Commentaire • 0
Sur la décision
| Référence : | TJ Mulhouse, 1re ch. civ., 3 févr. 2026, n° 24/00151 |
|---|---|
| Numéro(s) : | 24/00151 |
| Importance : | Inédit |
| Dispositif : | Fait droit à une partie des demandes du ou des demandeurs sans accorder de délais d'exécution au défendeur |
| Date de dernière mise à jour : | 13 février 2026 |
| Lire la décision sur le site de la juridiction |
Texte intégral
TRIBUNAL JUDICIAIRE DE MULHOUSE
— --------------------------------
[Adresse 4]
[Adresse 4]
[Localité 1]
— ---------------------------
Première Chambre Civile
MINUTE n°
N° RG 24/00151
N° Portalis DB2G-W-B7I-IVYP
République Française
Au Nom du Peuple Français
JUGEMENT
DU
03 février 2026
Dans la procédure introduite par :
S.A.R.L. […]
dont le siège social est sis [Adresse 2]
représentée par Maître Thomas GRIMAL de la SELARL GRIMAL GATIN BENOIT, avocats au barreau de MULHOUSE
— partie demanderesse -
A l’encontre de :
Monsieur [S] [Y]
demeurant [Adresse 3]
Madame [W] [Y]
demeurant [Adresse 3]
représentés par Maître Gilles BRUNNER, avocat au barreau de MULHOUSE
— partie défenderesse -
CONCERNE : Demande en paiement relative à un autre contrat
Le Tribunal composé de Jean-Louis DRAGON, Juge au Tribunal de céans, statuant à Juge unique, et de Thomas SINT, Greffier
Jugement contradictoire en premier ressort
Après avoir à l’audience publique du 4 novembre 2025, entendu les avocats des parties en leurs conclusions et plaidoiries, et en avoir délibéré conformément à la loi, statuant comme suit, par jugement mis à disposition au greffe ce jour :
EXPOSÉ DU LITIGE
[…] et […] (ci-après les époux [Y]) ont inscrit leurs enfants [U] et [P] à […] à compter de septembre 2021.

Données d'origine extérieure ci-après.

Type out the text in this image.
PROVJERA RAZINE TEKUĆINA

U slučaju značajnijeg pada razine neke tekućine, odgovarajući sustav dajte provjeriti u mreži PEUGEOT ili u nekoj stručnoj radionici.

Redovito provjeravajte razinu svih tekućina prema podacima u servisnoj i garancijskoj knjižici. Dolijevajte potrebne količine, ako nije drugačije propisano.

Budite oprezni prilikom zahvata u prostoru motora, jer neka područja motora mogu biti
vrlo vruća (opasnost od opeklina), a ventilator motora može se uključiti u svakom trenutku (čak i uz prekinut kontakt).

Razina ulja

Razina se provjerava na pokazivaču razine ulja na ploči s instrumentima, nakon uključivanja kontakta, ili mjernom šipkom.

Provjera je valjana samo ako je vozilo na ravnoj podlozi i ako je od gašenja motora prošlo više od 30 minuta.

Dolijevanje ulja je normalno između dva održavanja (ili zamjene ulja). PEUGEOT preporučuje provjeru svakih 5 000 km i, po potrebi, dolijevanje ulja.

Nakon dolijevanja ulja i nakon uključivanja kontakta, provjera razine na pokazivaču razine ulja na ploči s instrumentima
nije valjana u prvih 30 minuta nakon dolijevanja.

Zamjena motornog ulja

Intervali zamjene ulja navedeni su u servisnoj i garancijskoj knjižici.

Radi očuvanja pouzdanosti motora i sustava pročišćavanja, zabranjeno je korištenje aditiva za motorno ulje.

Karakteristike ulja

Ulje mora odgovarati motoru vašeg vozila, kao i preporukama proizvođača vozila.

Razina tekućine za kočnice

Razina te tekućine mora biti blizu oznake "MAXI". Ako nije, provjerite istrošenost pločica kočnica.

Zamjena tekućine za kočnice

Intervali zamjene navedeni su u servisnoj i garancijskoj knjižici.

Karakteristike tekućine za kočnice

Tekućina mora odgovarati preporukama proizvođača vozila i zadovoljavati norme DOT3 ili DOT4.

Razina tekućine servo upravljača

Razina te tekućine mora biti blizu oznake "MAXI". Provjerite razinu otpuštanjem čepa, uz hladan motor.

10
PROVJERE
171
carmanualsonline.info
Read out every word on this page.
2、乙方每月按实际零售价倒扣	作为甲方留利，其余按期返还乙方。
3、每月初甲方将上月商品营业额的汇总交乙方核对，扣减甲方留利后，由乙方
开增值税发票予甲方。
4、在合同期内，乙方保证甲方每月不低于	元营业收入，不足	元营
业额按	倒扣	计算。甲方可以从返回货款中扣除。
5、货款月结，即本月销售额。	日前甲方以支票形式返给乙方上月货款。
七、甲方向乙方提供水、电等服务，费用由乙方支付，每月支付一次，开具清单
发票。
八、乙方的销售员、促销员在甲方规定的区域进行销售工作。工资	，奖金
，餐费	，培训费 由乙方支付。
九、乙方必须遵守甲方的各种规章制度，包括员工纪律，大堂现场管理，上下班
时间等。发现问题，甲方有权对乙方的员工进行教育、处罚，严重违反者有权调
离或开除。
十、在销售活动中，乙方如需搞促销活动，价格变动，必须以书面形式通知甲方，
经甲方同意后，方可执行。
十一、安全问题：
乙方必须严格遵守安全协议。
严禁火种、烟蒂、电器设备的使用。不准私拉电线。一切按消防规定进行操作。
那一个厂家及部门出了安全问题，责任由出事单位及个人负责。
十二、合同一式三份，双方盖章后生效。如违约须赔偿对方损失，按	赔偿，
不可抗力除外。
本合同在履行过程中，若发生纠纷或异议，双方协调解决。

Par courrier intitulé “demande de départ amiable” du 7 novembre 2023, les époux [Y] ont informé […] de leur décision de déscolariser leurs enfants pour les scolariser dans un autre établissement.
Arguant de frais de scolarité impayés, […] a, par acte introductif d’instance transmis par voie électronique le 6 mars 2024, signifié le 20 mars 2024, attrait les époux [Y] devant la première chambre civile du tribunal judiciaire de Mulhouse en paiement.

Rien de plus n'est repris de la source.